First, lets be clear that he was talking about "testing" as in the kind of testing done by testers in a testing department. He is not saying that no one will ever again run software to evaluate some characteristic of it. Just that it won't be done by testers as they exist today doing testing as we understand it today.
Second, the improvements in quality that have been made over the past decade do not involved testers testing software. He mentioned several improvements. Some, like better programming practices include using testing in new ways (like TDD). Some, like conformance to standards, involve testing not at all. But, the improvement in quality has not been due to testers using new testing practices. I last attended a STAR in the early 90s and the testing practices we had back then are by-and-large the same ones we use today. Even if they have new fangled names.
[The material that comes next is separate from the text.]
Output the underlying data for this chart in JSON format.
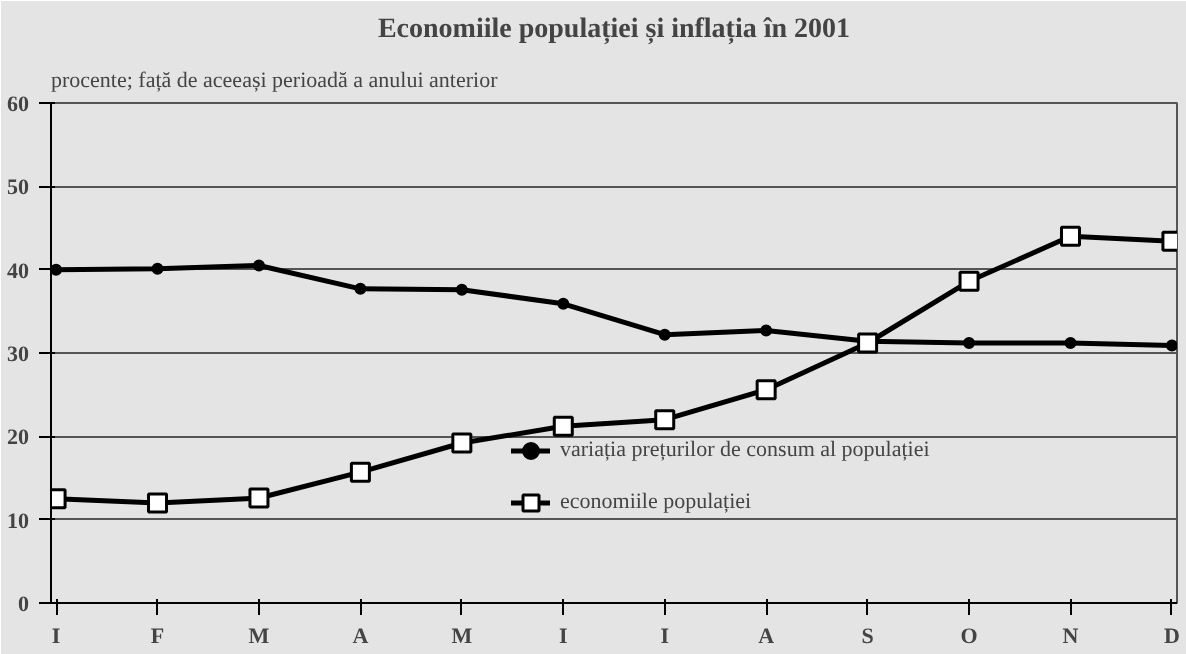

Third, he contends that the act executing software to find bugs can be done more cheaply and effectively through crowd-sourcing than by dedicated testers. Yes, I'm sure he knows that not all software is on the web and not all software testing can be replaced by crowd sourcing. But, to echo a comment in a previous session, if you have a software product and you don't think that someone, somewhere is trying to build something on the web to replace it, than you aren't paying attention. (Those are not the embedded systems you are looking for....)
As a result, if your only value comes from running tests to find bugs, you are on the path to obsolescence. Both because people are finding ways to build software that works well enough without doing that kind of testing and because even those companies that will continue to use that use finding and fixing bugs as a development strategy will find cheaper ways to let users do it. Sooner or later they will come take your job away.
The only place I differ is in the rate of change. Googlers tend to see the world changing at the speed of light. I look around and see the continued reliance on obsolete management practices, obsolete software systems and languages, and obsolete development practices, and come to the conclusion that inertia is much more resistent in the face of change that we think. Of course, that doesn't mean that I want to be trapped there.